Calculating the segment address range of an 8086 assembly programm

Question

I have the following lines of programm (written for 8086 Microprocessor):

first SEGMENT BYTE
  a db 7 dup (?)
first ENDS      

second SEGMENT WORD
  b dw 200 dup (?)
second ENDS

third SEGMENT PARA
  c db 3 dup (?)
  d dw ?
third ENDS

And I need to find what is the address range of those three segments knowing that the first avaible address is 1000h.

For the first one since there are 7 x bytes defined in the segment the range will simply be: 1000h:1006h

For the second one there are 200 x 2 = 400 = 190h bytes (since 1 word=2bytes)

I know that now I have to add this to the initial address, but I don't know what exactly would be that.

I am guessing that it still would be 1007, so afterwards the range of the second segment would simply be: 1007h:(1007+190)h. Is this correct? Also the same reasoning would go for the third segment?

Answer 1

In MASM syntax the SEGMENT directive followed by BYTE/WORD/PARA indicates alignment. Alignment tells the assembler that prior to emitting the segment, the address has to be rounded up to the nearest BYTE/WORD/PARA boundary. Clearly BYTE alignment will force no adjustment because every memory address is on a byte boundary. A WORD is 2 bytes, and PARA is 16 bytes (the size of a PARAgraph)

Segments (by default) are output in the order they are encountered (this behavior can be overridden, but the code presented makes no such modification).

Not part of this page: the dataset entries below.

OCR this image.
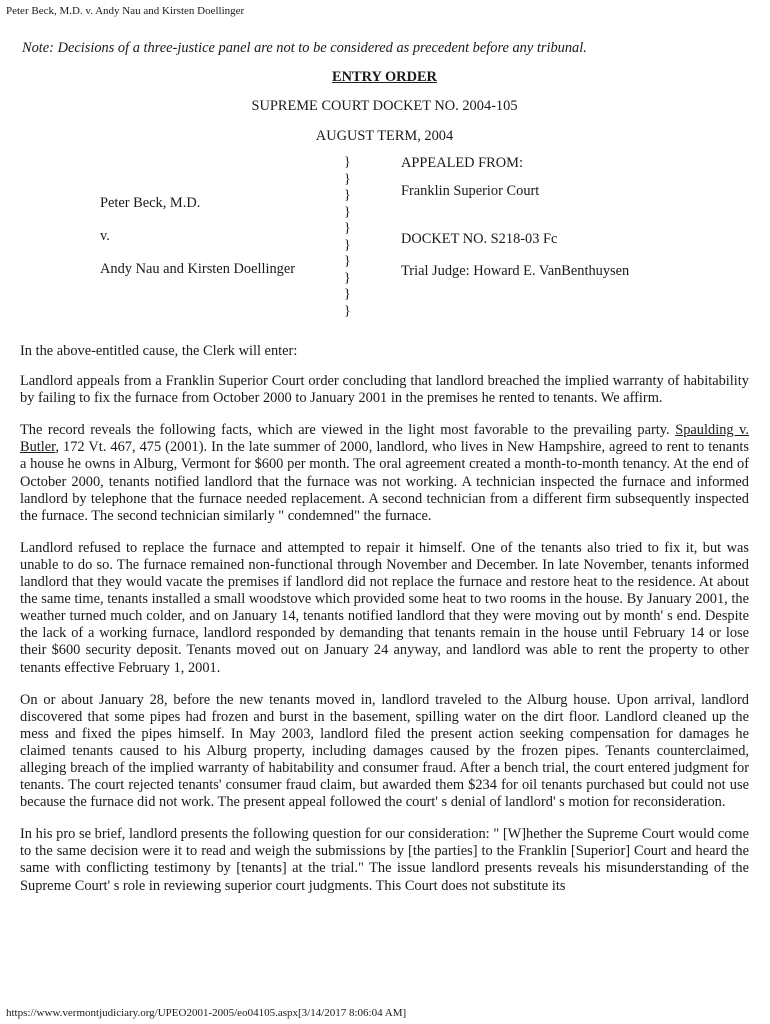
Peter Beck, M.D. v. Andy Nau and Kirsten Doellinger
Note: Decisions of a three-justice panel are not to be considered as precedent before any tribunal.
ENTRY ORDER
SUPREME COURT DOCKET NO. 2004-105
AUGUST TERM, 2004
}
}
}
}
}
}
}
}
}
}
Peter Beck, M.D.
v.
Andy Nau and Kirsten Doellinger
APPEALED FROM:
Franklin Superior Court
DOCKET NO. S218-03 Fc
Trial Judge: Howard E. VanBenthuysen

In the above-entitled cause, the Clerk will enter:

Landlord appeals from a Franklin Superior Court order concluding that landlord breached the implied warranty of habitability by failing to fix the furnace from October 2000 to January 2001 in the premises he rented to tenants. We affirm.

The record reveals the following facts, which are viewed in the light most favorable to the prevailing party. Spaulding v. Butler, 172 Vt. 467, 475 (2001). In the late summer of 2000, landlord, who lives in New Hampshire, agreed to rent to tenants a house he owns in Alburg, Vermont for $600 per month. The oral agreement created a month-to-month tenancy. At the end of October 2000, tenants notified landlord that the furnace was not working. A technician inspected the furnace and informed landlord by telephone that the furnace needed replacement. A second technician from a different firm subsequently inspected the furnace. The second technician similarly " condemned" the furnace.

Landlord refused to replace the furnace and attempted to repair it himself. One of the tenants also tried to fix it, but was unable to do so. The furnace remained non-functional through November and December. In late November, tenants informed landlord that they would vacate the premises if landlord did not replace the furnace and restore heat to the residence. At about the same time, tenants installed a small woodstove which provided some heat to two rooms in the house. By January 2001, the weather turned much colder, and on January 14, tenants notified landlord that they were moving out by month' s end. Despite the lack of a working furnace, landlord responded by demanding that tenants remain in the house until February 14 or lose their $600 security deposit. Tenants moved out on January 24 anyway, and landlord was able to rent the property to other tenants effective February 1, 2001.

On or about January 28, before the new tenants moved in, landlord traveled to the Alburg house. Upon arrival, landlord discovered that some pipes had frozen and burst in the basement, spilling water on the dirt floor. Landlord cleaned up the mess and fixed the pipes himself. In May 2003, landlord filed the present action seeking compensation for damages he claimed tenants caused to his Alburg property, including damages caused by the frozen pipes. Tenants counterclaimed, alleging breach of the implied warranty of habitability and consumer fraud. After a bench trial, the court entered judgment for tenants. The court rejected tenants' consumer fraud claim, but awarded them $234 for oil tenants purchased but could not use because the furnace did not work. The present appeal followed the court' s denial of landlord' s motion for reconsideration.

In his pro se brief, landlord presents the following question for our consideration: " [W]hether the Supreme Court would come to the same decision were it to read and weigh the submissions by [the parties] to the Franklin [Superior] Court and heard the same with conflicting testimony by [tenants] at the trial." The issue landlord presents reveals his misunderstanding of the Supreme Court' s role in reviewing superior court judgments. This Court does not substitute its

https://www.vermontjudiciary.org/UPEO2001-2005/eo04105.aspx[3/14/2017 8:06:04 AM]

The starting program counter we are given is 1000h. Given the first section:

first SEGMENT BYTE
  a db 7 dup (?)
first ENDS 

Alignment of BYTE doesn't alter anything so the start address is still 1000h. We emit 7 bytes with db 7 dup (?) from 1000h to 1006h (inclusive). The program counter after this section is emitted is 1007h (right after the last byte emitted). We then encounter the next section:

second SEGMENT WORD
  b dw 200 dup (?)
second ENDS

WORD alignment means we have to round up to an address that is evenly divisible by 2 before emitting the section. 1007h rounded up to the next WORD boundary is 1008h. 1008h is evenly divisible by 2. We emit 200 16-bit words with dw 200 dup (?) for a total of 400 bytes. 400 decimal is 190h. This section will span the range 1008h to 1197h inclusive. The program counter will be at 1198h.

third SEGMENT PARA
  c db 3 dup (?)
  d dw ?
third ENDS

PARA means the program counter needs to be evenly divisible by 16 (decimal) before emitting the section. 1198h is not divisible by 16 (decimal) already so it needs adjustment. The next address that is divisible by 16 is 11A0h (any number ending in hex digit 0 is evenly divisible by 16). Our program counter is now 11A0h. 3 bytes are emitted with db 3 dup (?) and one word with dw ? for a total of 5 bytes. This data spans the address range 11A0h and 11A4h (inclusive). The program counter will be 11A5h after this section is emitted.

The address range of ALL the sections combined will be 1000h to 11A4h (inclusive).